House-to-house inspections for vector control to recommence

The Vector Control Services will recommence house-to-house health inspections, including dropping Abate larvicide tablets in drains to kill mosquito larvae as a measure to reduce the rapidly rising cases of chikungunya, Chief Medical Officer Shamdeo Persaud said yesterday.

Speaking with Stabroek News, Persaud said Vector Control Services were given a deadline that by the end of October, 100 houses in each region should be inspected and treated. He said public health workers will visit houses, treat stagnant water and educate the households. The health workers will then place a health card on the backdoor of the house to grade its level of sanitation.

He said once the programme is successful, they will target the entire population every month with house-to-house health inspection. He further indicated that Abate larvicide tablets—which control vector-borne diseases by destroying the vector before they reach maturity—will be thrown into the drains and stagnant water to kill the mosquito larvae.

Suspected cases of chikungunya have risen to 5,232 while only 103 have been confirmed, Persaud said. He noted that the house-to-house programme coupled with fogging will definitely reduce spread of the virus.

Residents in Buxton, Annandale, Friendship and Paradise, however, were not so enthusiastic about the Health Ministry’s fogging exercises since they say their areas were never fogged from the inception. Residents in Buxton said since the ministry announced the first cases of the virus in the country, and started fogging villages on the East Coast Demerara, Buxton has not been fogged once to date.

“No fogging has been done in Buxton…We are being marginalised because this was one of the areas that didn’t support them so they wouldn’t help us,” one resident said. “It’s sad but look how we burial ground overgrown with bush and the trenches ain’t clean,” the woman added.

“We are concerned about chikungunya, but Buxton is a breeding site for other sickness… This is not just chikungunya alone… We have overgrown trenches and stagnant water. The bushes growing high, the burial ground full of weeds and this is a major concern for us,” another woman, who asked not to be named, said.

A man from Paradise, East Coast Demerara also complained that fogging was not carried out in his village. He said all they were hearing about was fogging in Georgetown but nothing was being done to protect the community. “As far as I’m concerned we are not prepared for any disease. If Ebola come we dead because if we were not prepared for chikungunya how can we be prepared for something big as Ebola. Guyana dead if it comes,” he said.

An Annandale resident said she is pleading with the ministry to do something in her village to prevent chikungunya from spreading.

When Stabroek News visited the Buxton Health Centre, which provide services to three of the four villages, a health worker said they were treating over 10 patients every day with symptoms.

She said the majority of these patients were from Buxton and as the numbers increased, the health centre began to run out of Diclofenac injections to treat the joint pains.

Health workers at the centre then started to create awareness on the virus every time they had a large turnout at clinics, so as to reduce the spread in their catchment areas. “I think a lot of people have heard about chikungunya and the symptoms but they are not fully educated on how to prevent it,” she said.

When the issue of these communities not being fogged was raised with Persaud, he said he was unaware of the situation and would look into it. But, he said, from his recollection, the Vector Control Services were fogging from Golden Grove to Georgetown.

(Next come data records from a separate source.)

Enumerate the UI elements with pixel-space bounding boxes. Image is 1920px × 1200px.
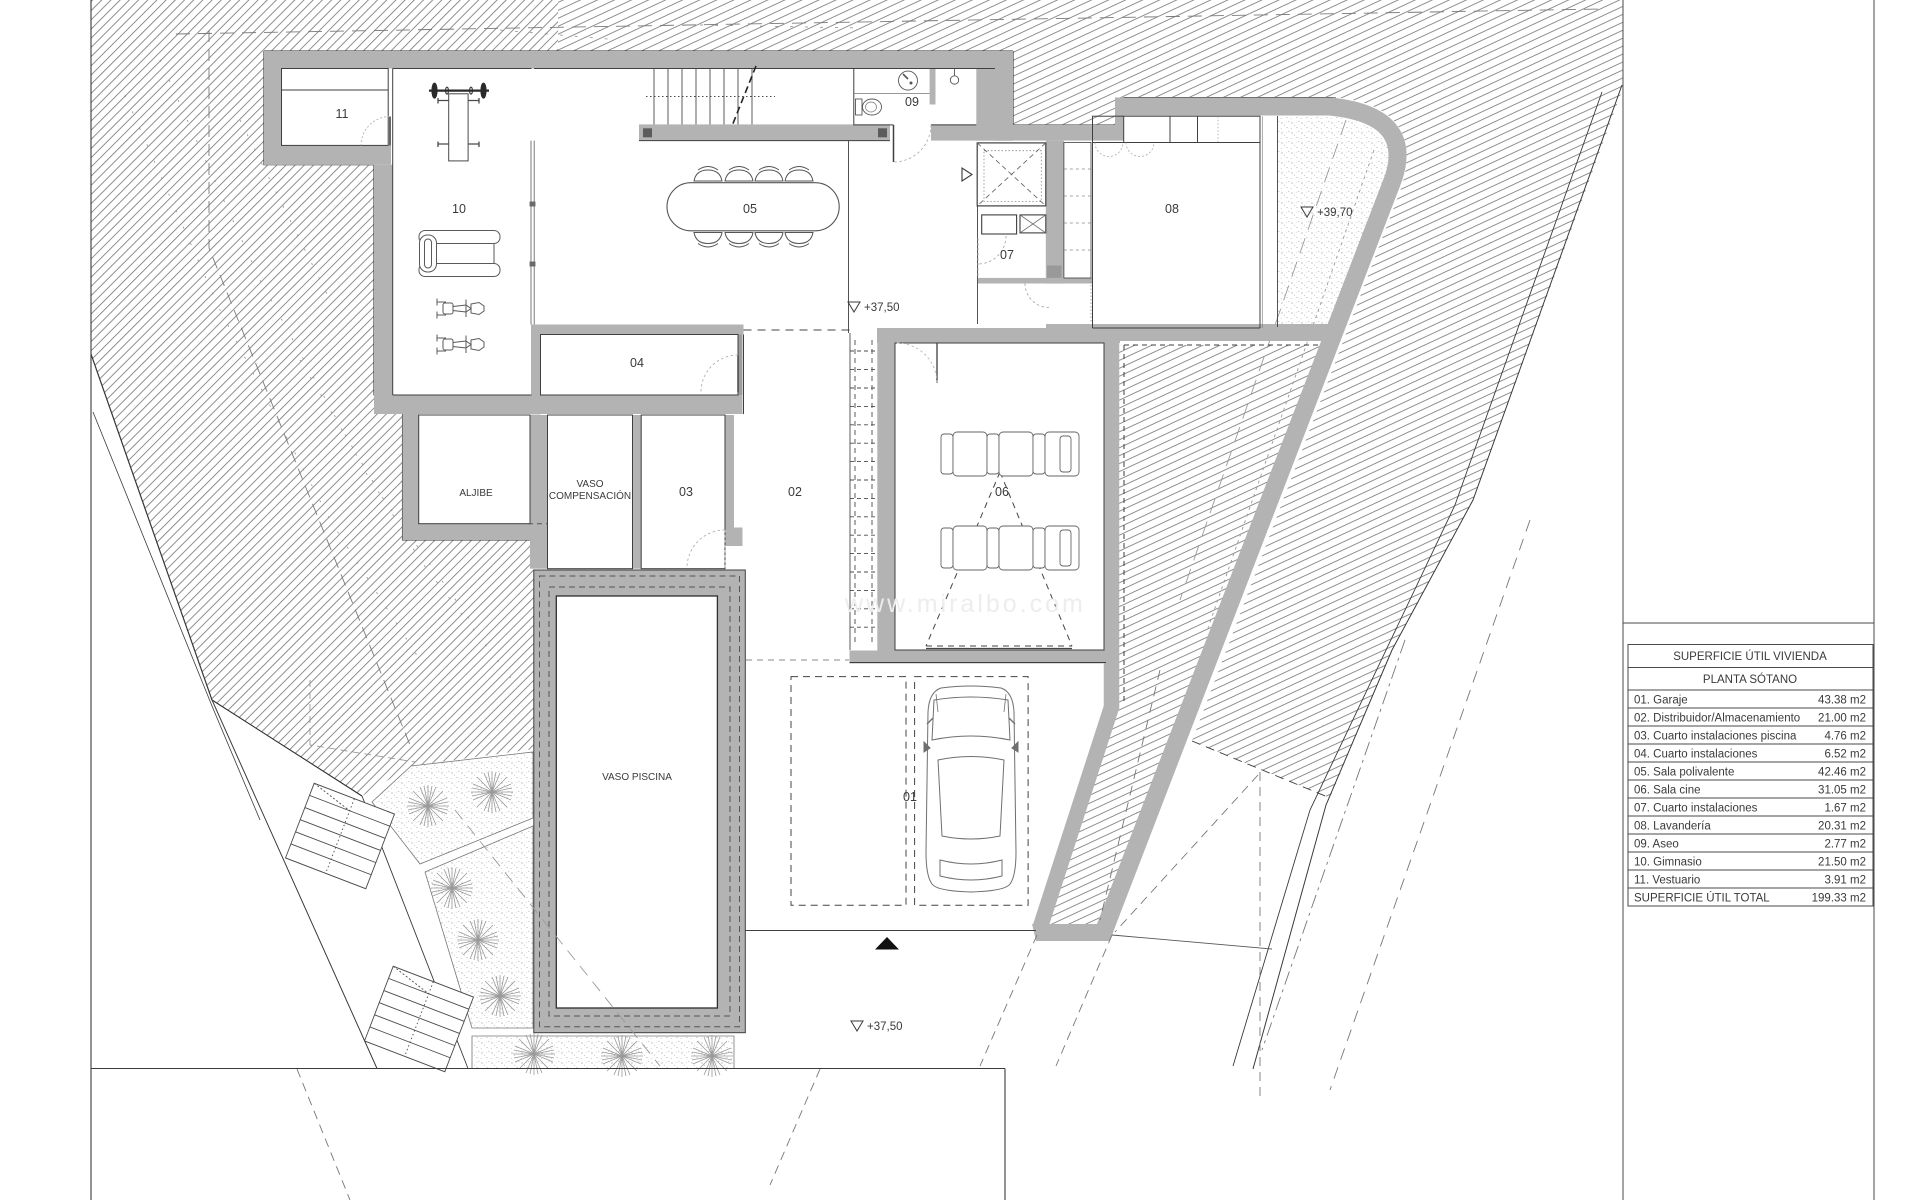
svg-text:VASO PISCINA: VASO PISCINA [602, 772, 672, 783]
svg-text:VASO: VASO [576, 479, 603, 490]
svg-text:6.52 m2: 6.52 m2 [1824, 749, 1866, 761]
svg-text:08. Lavandería: 08. Lavandería [1634, 821, 1711, 833]
svg-text:04: 04 [630, 356, 644, 370]
svg-text:COMPENSACIÓN: COMPENSACIÓN [549, 489, 631, 502]
svg-text:SUPERFICIE ÚTIL VIVIENDA: SUPERFICIE ÚTIL VIVIENDA [1673, 650, 1827, 663]
svg-text:+37,50: +37,50 [867, 1021, 903, 1033]
svg-text:10: 10 [452, 202, 466, 216]
svg-text:06. Sala cine: 06. Sala cine [1634, 785, 1701, 797]
svg-text:ALJIBE: ALJIBE [459, 488, 493, 499]
svg-text:11: 11 [336, 107, 349, 121]
svg-text:08: 08 [1165, 202, 1179, 216]
svg-text:02. Distribuidor/Almacenamient: 02. Distribuidor/Almacenamiento [1634, 713, 1800, 725]
svg-text:4.76 m2: 4.76 m2 [1824, 731, 1866, 743]
svg-text:31.05 m2: 31.05 m2 [1818, 785, 1866, 797]
svg-text:03: 03 [679, 485, 693, 499]
svg-text:199.33 m2: 199.33 m2 [1812, 893, 1866, 905]
svg-text:3.91 m2: 3.91 m2 [1824, 875, 1866, 887]
svg-text:05. Sala polivalente: 05. Sala polivalente [1634, 767, 1734, 779]
svg-text:www.miralbo.com: www.miralbo.com [844, 590, 1086, 618]
svg-text:SUPERFICIE ÚTIL TOTAL: SUPERFICIE ÚTIL TOTAL [1634, 892, 1770, 905]
svg-text:11. Vestuario: 11. Vestuario [1634, 875, 1700, 887]
svg-text:2.77 m2: 2.77 m2 [1824, 839, 1866, 851]
svg-text:+39,70: +39,70 [1317, 207, 1353, 219]
svg-text:05: 05 [743, 202, 757, 216]
svg-text:06: 06 [995, 485, 1009, 499]
svg-text:04. Cuarto instalaciones: 04. Cuarto instalaciones [1634, 749, 1758, 761]
svg-text:+37,50: +37,50 [864, 302, 900, 314]
svg-text:01. Garaje: 01. Garaje [1634, 695, 1688, 707]
svg-text:21.50 m2: 21.50 m2 [1818, 857, 1866, 869]
svg-text:03. Cuarto instalaciones pisci: 03. Cuarto instalaciones piscina [1634, 731, 1797, 743]
svg-text:09: 09 [905, 95, 919, 109]
svg-text:01: 01 [903, 790, 917, 804]
svg-text:07. Cuarto instalaciones: 07. Cuarto instalaciones [1634, 803, 1758, 815]
svg-text:10. Gimnasio: 10. Gimnasio [1634, 857, 1702, 869]
svg-text:21.00 m2: 21.00 m2 [1818, 713, 1866, 725]
svg-text:1.67 m2: 1.67 m2 [1824, 803, 1866, 815]
svg-text:20.31 m2: 20.31 m2 [1818, 821, 1866, 833]
svg-text:PLANTA SÓTANO: PLANTA SÓTANO [1703, 673, 1797, 686]
svg-text:02: 02 [788, 485, 802, 499]
svg-text:09. Aseo: 09. Aseo [1634, 839, 1679, 851]
svg-text:43.38 m2: 43.38 m2 [1818, 695, 1866, 707]
svg-text:42.46 m2: 42.46 m2 [1818, 767, 1866, 779]
svg-text:07: 07 [1000, 248, 1014, 262]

He also stated that his instructions were very clear on the public’s role in reducing the spread. “…take your medication and stay at home because even though your pain eases and the rash has cleared up you still remain infectious,” he said.

“We are really appealing to the public to do this. From the inception we have told them to stay in their houses, especially under a net because they would still be infectious even though the symptoms have left,” Persaud stated, adding that doctors were instructing patients to stay at home. “You might feel well but you are not well,” he said.